見慣れた庭に戻ると、克己はアスタロトから離れて地面にへたりこんだ。一瞬のことなのに冷や汗がすごい。アスタロトも脱力のあまりしゃがみこむ。
「……二度とするなよ」
怒っていた。克己はしゅんとして正直に言った。
「太郎いるから落ちても大丈夫だって思ってやったんだ。でもびっくり」
「こっちこそびっくりだ! なにも本当に落ちる事ないだろう!」
「だってしょうがないじゃん、とにかく本気って伝えようとしたら、想像以上のパフォーマンスになっちゃったんだよ!」
「パフォーマンス? そんな理由で命を落としたら馬鹿丸出しだぞ」
アスタロトは子供に言い聞かせるように叱った。だが、克己は困ったように笑った。
「太郎を止めるのは馬鹿な理由なんかじゃないよ。同じ状況になったら俺、やっぱりこうするよ」
「……危なっかしいなお前は」
アスタロトは顔をしかめると、右手を持ち上げた。
さっき克己を受け止めた衝撃がまだ残っている。アスタロトの手は一見優美だがよくみれば鋭い爪に細い指で、鋭利な武器を想像させる。アスタロトはその手を自分の胸元にすべりこませた。ずぶ、と肉の中に手が埋まっていく。克己は目を剥いた。
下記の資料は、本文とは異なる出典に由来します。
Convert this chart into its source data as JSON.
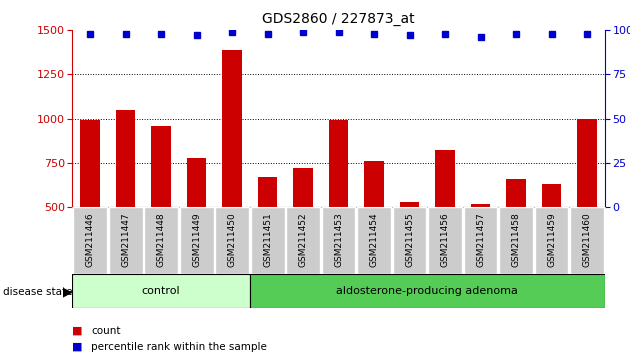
{
  "title": "GDS2860 / 227873_at",
  "categories": [
    "GSM211446",
    "GSM211447",
    "GSM211448",
    "GSM211449",
    "GSM211450",
    "GSM211451",
    "GSM211452",
    "GSM211453",
    "GSM211454",
    "GSM211455",
    "GSM211456",
    "GSM211457",
    "GSM211458",
    "GSM211459",
    "GSM211460"
  ],
  "counts": [
    990,
    1050,
    960,
    780,
    1390,
    670,
    720,
    990,
    760,
    530,
    820,
    515,
    660,
    630,
    1000
  ],
  "percentiles": [
    98,
    98,
    98,
    97,
    99,
    98,
    99,
    99,
    98,
    97,
    98,
    96,
    98,
    98,
    98
  ],
  "bar_color": "#cc0000",
  "dot_color": "#0000cc",
  "ylim_left": [
    500,
    1500
  ],
  "ylim_right": [
    0,
    100
  ],
  "yticks_left": [
    500,
    750,
    1000,
    1250,
    1500
  ],
  "yticks_right": [
    0,
    25,
    50,
    75,
    100
  ],
  "control_count": 5,
  "group1_label": "control",
  "group2_label": "aldosterone-producing adenoma",
  "group1_color": "#ccffcc",
  "group2_color": "#55cc55",
  "disease_state_label": "disease state",
  "legend_items": [
    {
      "label": "count",
      "color": "#cc0000"
    },
    {
      "label": "percentile rank within the sample",
      "color": "#0000cc"
    }
  ],
  "bar_color_left_axis": "#cc0000",
  "right_axis_color": "#0000cc",
  "background_color": "#ffffff",
  "bar_width": 0.55,
  "tick_label_bg": "#cccccc",
  "tick_label_sep_color": "#ffffff"
}
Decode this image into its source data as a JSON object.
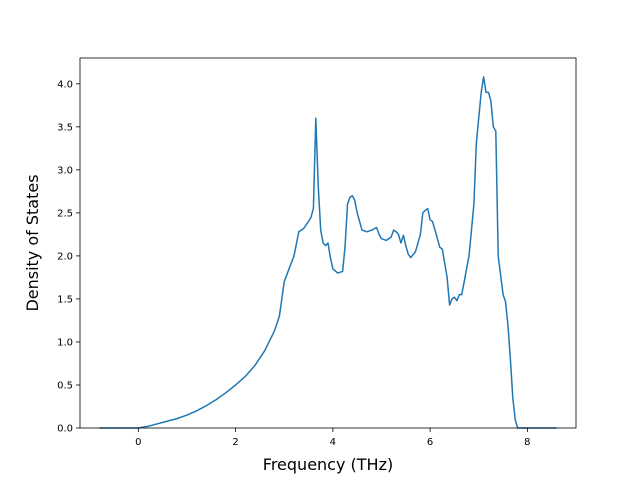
{
  "chart_data": {
    "type": "line",
    "title": "",
    "xlabel": "Frequency (THz)",
    "ylabel": "Density of States",
    "xlim": [
      -1.2,
      9.0
    ],
    "ylim": [
      0,
      4.3
    ],
    "xticks": [
      0,
      2,
      4,
      6,
      8
    ],
    "yticks": [
      0.0,
      0.5,
      1.0,
      1.5,
      2.0,
      2.5,
      3.0,
      3.5,
      4.0
    ],
    "xtick_labels": [
      "0",
      "2",
      "4",
      "6",
      "8"
    ],
    "ytick_labels": [
      "0.0",
      "0.5",
      "1.0",
      "1.5",
      "2.0",
      "2.5",
      "3.0",
      "3.5",
      "4.0"
    ],
    "grid": false,
    "legend": "none",
    "line_color": "#1f77b4",
    "series": [
      {
        "x": [
          -0.8,
          -0.4,
          0.0,
          0.2,
          0.4,
          0.6,
          0.8,
          1.0,
          1.2,
          1.4,
          1.6,
          1.8,
          2.0,
          2.2,
          2.4,
          2.6,
          2.8,
          2.9,
          3.0,
          3.2,
          3.3,
          3.4,
          3.5,
          3.55,
          3.6,
          3.65,
          3.7,
          3.75,
          3.8,
          3.85,
          3.9,
          3.95,
          4.0,
          4.1,
          4.2,
          4.25,
          4.3,
          4.35,
          4.4,
          4.45,
          4.5,
          4.6,
          4.7,
          4.8,
          4.9,
          4.95,
          5.0,
          5.1,
          5.2,
          5.25,
          5.3,
          5.35,
          5.4,
          5.45,
          5.5,
          5.55,
          5.6,
          5.7,
          5.8,
          5.85,
          5.9,
          5.95,
          6.0,
          6.05,
          6.1,
          6.2,
          6.25,
          6.35,
          6.4,
          6.45,
          6.5,
          6.55,
          6.6,
          6.65,
          6.7,
          6.8,
          6.9,
          6.95,
          7.0,
          7.05,
          7.1,
          7.15,
          7.2,
          7.25,
          7.3,
          7.35,
          7.4,
          7.5,
          7.55,
          7.6,
          7.65,
          7.7,
          7.75,
          7.8,
          8.0,
          8.3,
          8.6
        ],
        "values": [
          0.0,
          0.0,
          0.0,
          0.02,
          0.05,
          0.08,
          0.11,
          0.15,
          0.2,
          0.26,
          0.33,
          0.41,
          0.5,
          0.6,
          0.73,
          0.9,
          1.13,
          1.3,
          1.7,
          2.0,
          2.28,
          2.32,
          2.4,
          2.45,
          2.55,
          3.6,
          2.8,
          2.3,
          2.15,
          2.12,
          2.15,
          1.98,
          1.85,
          1.8,
          1.82,
          2.1,
          2.6,
          2.68,
          2.7,
          2.65,
          2.5,
          2.3,
          2.28,
          2.3,
          2.33,
          2.25,
          2.2,
          2.18,
          2.22,
          2.3,
          2.28,
          2.25,
          2.15,
          2.24,
          2.12,
          2.02,
          1.98,
          2.05,
          2.25,
          2.5,
          2.53,
          2.55,
          2.42,
          2.4,
          2.3,
          2.1,
          2.08,
          1.75,
          1.43,
          1.5,
          1.52,
          1.48,
          1.55,
          1.55,
          1.7,
          2.0,
          2.6,
          3.3,
          3.6,
          3.9,
          4.08,
          3.9,
          3.9,
          3.8,
          3.5,
          3.45,
          2.0,
          1.55,
          1.47,
          1.2,
          0.8,
          0.35,
          0.1,
          0.0,
          0.0,
          0.0,
          0.0
        ]
      }
    ]
  }
}
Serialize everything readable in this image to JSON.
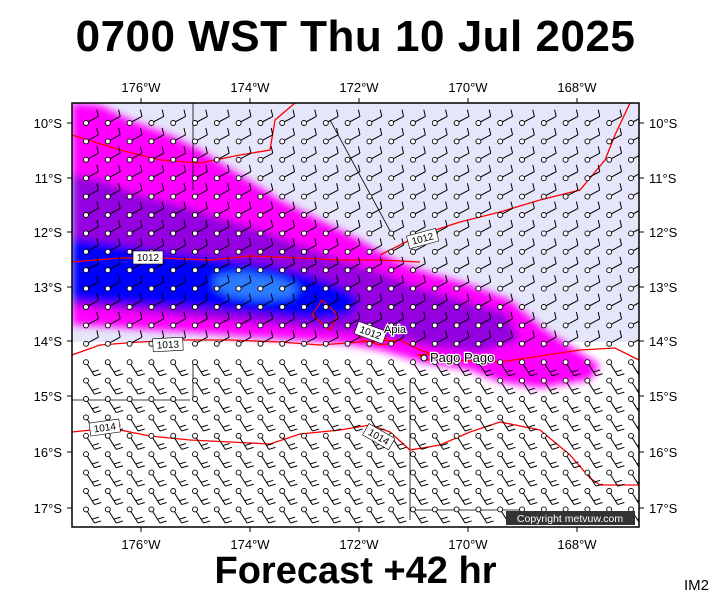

「え? わー! 太郎、なにしてんだよ、手! ぐにって!」
「いいから黙ってろ。こっちは集中してるんだ。まったく話せと言えば話さないし、どうでもいいときには喚きまくるし」
苦しげに眉を寄せたアスタロトだったが、言いながら手首から先は体の中に入れてしまった。克己は目の前で見ていながら、そのグロテスクな状態を理性が納得しない。潜ったままのアスタロトの手首が何かを捕まえようと上下に動く。
「太郎、体に悪いことはやめようよ。な? な?」
「んー、もうちょい……」
アスタロトの額にみるみる冷や汗が浮かび、頬を伝ってしたたり落ちた。
克己が見みかねてアスタロトに触れようとした瞬間だった。その体内からばきっ、という鈍い音が響いた。